In his elegant new book, "Matthias Buchinger: 'The Greatest German Living," Ricky Jay, a magician, actor, and writer, explores Buchinger's life through written testimony, through stories and memories, as well as through the beautifully rendered images of Buchinger's intricate work. (In the locks of a subject's hair, Buchinger, in miniature letters, would often write out psalms and prayers. In his self-portrait, he inscribed in the curls of his own hair seven biblical psalms, plus the Lord's Prayer, which, even with a magnifying glass, are difficult to see.)
His microscopic lettering could literally fit on the head of a needle.
How did he do this without hands? How did he play the oboe, the flute, the bagpipe, dulcimer, trumpet, guitar, and drums? How did he deal cards and roll dice and astound with magic tricks, making things appear and disappear, stunning audiences across Europe? How did he carve tiny pieces of wood, thread needles, shoot guns, and bowl with such control that one eyewitness wrote that he struck "designated pins while passing the ball through a maze of lit candles."
And how did Matthias Buchinger dance when he had no legs?

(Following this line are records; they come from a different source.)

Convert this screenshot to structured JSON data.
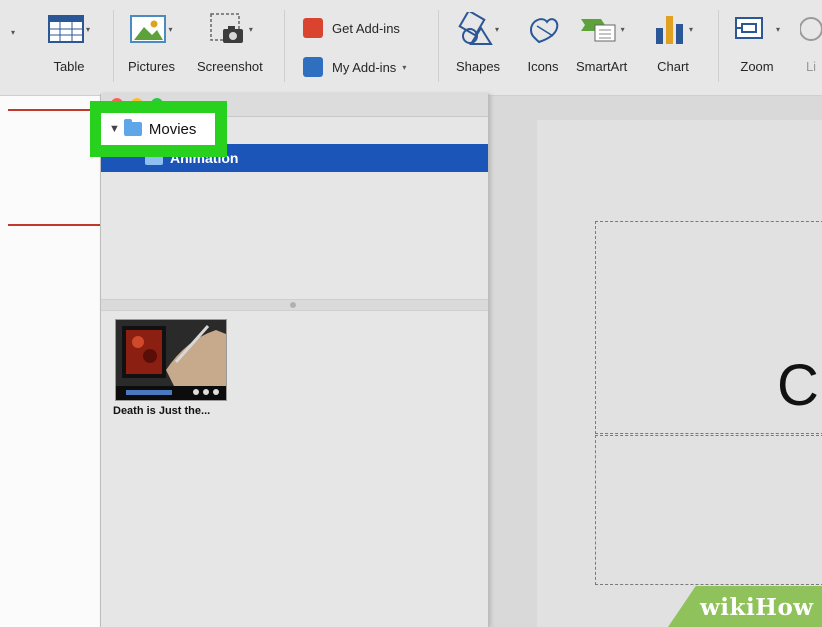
{
  "ribbon": {
    "buttons": [
      {
        "label": "Table",
        "icon": "table-icon"
      },
      {
        "label": "Pictures",
        "icon": "pictures-icon"
      },
      {
        "label": "Screenshot",
        "icon": "screenshot-icon"
      },
      {
        "label": "Shapes",
        "icon": "shapes-icon"
      },
      {
        "label": "Icons",
        "icon": "icons-icon"
      },
      {
        "label": "SmartArt",
        "icon": "smartart-icon"
      },
      {
        "label": "Chart",
        "icon": "chart-icon"
      },
      {
        "label": "Zoom",
        "icon": "zoom-icon"
      },
      {
        "label": "Li",
        "icon": "link-icon"
      }
    ],
    "addins": {
      "get": "Get Add-ins",
      "my": "My Add-ins"
    }
  },
  "media_browser": {
    "tree": {
      "parent": "Movies",
      "child": "Animation"
    },
    "clips": [
      {
        "caption": "Death is Just the..."
      }
    ]
  },
  "slide": {
    "title_fragment": "Cl"
  },
  "watermark": {
    "brand": "wikiHow"
  },
  "colors": {
    "ribbon_bg": "#e7e7e7",
    "selection_blue": "#1c55b8",
    "highlight_green": "#27d11e",
    "doc_red_line": "#c0392b",
    "watermark_green": "#8fc25a"
  }
}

He figured out a way. Buchinger was an inventor, a master of adaptation, reconfiguring the instruments he played, reinventing the quills he wrote with, changing, modifying, reshaping everything he touched to make these things work for him.

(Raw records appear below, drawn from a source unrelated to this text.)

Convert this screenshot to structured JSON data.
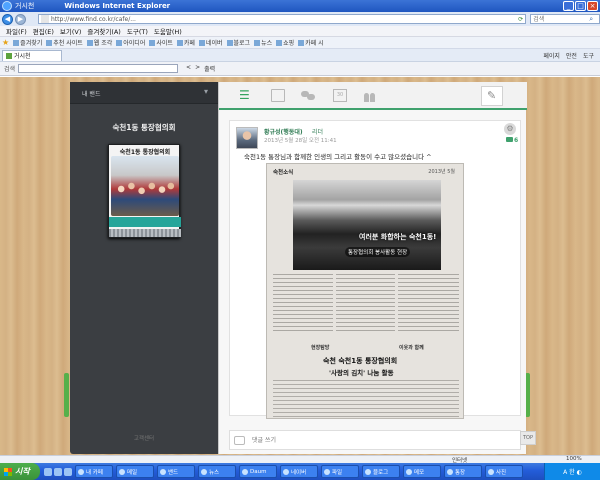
{
  "window": {
    "title_icon_text": "거시천",
    "title": "Windows Internet Explorer",
    "buttons": [
      "_",
      "□",
      "×"
    ]
  },
  "address_bar": {
    "url": "http://www.find.co.kr/cafe/...",
    "search_placeholder": "검색"
  },
  "menu": [
    "파일(F)",
    "편집(E)",
    "보기(V)",
    "즐겨찾기(A)",
    "도구(T)",
    "도움말(H)"
  ],
  "favorites": [
    "즐겨찾기",
    "추천 사이트",
    "웹 조각",
    "아이디어",
    "사이트",
    "카페",
    "네이버",
    "블로그",
    "뉴스",
    "쇼핑",
    "카페 시"
  ],
  "tab": {
    "label": "거시천"
  },
  "command_bar": [
    "페이지",
    "안전",
    "도구"
  ],
  "links_bar": {
    "label": "검색",
    "buttons": [
      "<",
      ">",
      "출력"
    ]
  },
  "left_panel": {
    "header_label": "내 밴드",
    "group_name": "숙천1동 통장협의회",
    "cover_title": "숙천1동 통장협의회",
    "footer": "고객센터"
  },
  "toolbar": {
    "icons": [
      "list-icon",
      "image-icon",
      "chat-icon",
      "calendar-icon",
      "members-icon"
    ],
    "calendar_label": "30"
  },
  "post": {
    "author": "황규성(행동대)",
    "rank": "리더",
    "meta": "2013년 5월 28일 오전 11:41",
    "comment_count": "6",
    "text": "숙천1동 통장님과 함께한 인생의 그리고 활동이 수고 많으셨습니다 ^",
    "clipping": {
      "masthead": "숙천소식",
      "masthead_right": "2013년 5월",
      "headline": "여러분 화합하는 숙천1동!",
      "subheadline": "통장협의회 봉사활동 현장",
      "section1": "현장탐방",
      "section2": "이웃과 함께",
      "article_title1": "숙천 숙천1동 통장협의회",
      "article_title2": "'사랑의 김치' 나눔 활동"
    }
  },
  "comment": {
    "placeholder": "댓글 쓰기"
  },
  "scroll_top": "TOP",
  "status": {
    "zone": "인터넷",
    "zoom": "100%"
  },
  "taskbar": {
    "start": "시작",
    "items": [
      "내 카페",
      "메일",
      "밴드",
      "뉴스",
      "Daum",
      "네이버",
      "파일",
      "블로그",
      "메모",
      "통장",
      "사진",
      "Band"
    ],
    "tray": "A 한 ◐"
  },
  "colors": {
    "accent": "#3fa16d",
    "dark_panel": "#3b3e42",
    "taskbar": "#245edb"
  }
}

He performed for King Louis XV of France.
He performed for King George I of England.
I imagine his mother wept when he was born. Matthias was her ninth child. Her eighth son. His parents were "distressed at his unnatural form" and "concealed him as much as possible," a nephew of a friend of Buchinger's told the Dublin Penny Journal in 1833. I imagined his parents feared for his future. Who wouldn't?
And yet, look at the life he lived. And look at his work living still, three centuries after his death.
He had seven able-bodied brothers. Their work is not in a museum.
He can't. She won't. These words are toxic.
He can. She will. Matthias Buchinger, born without hands and feet and thighs, proves possibility.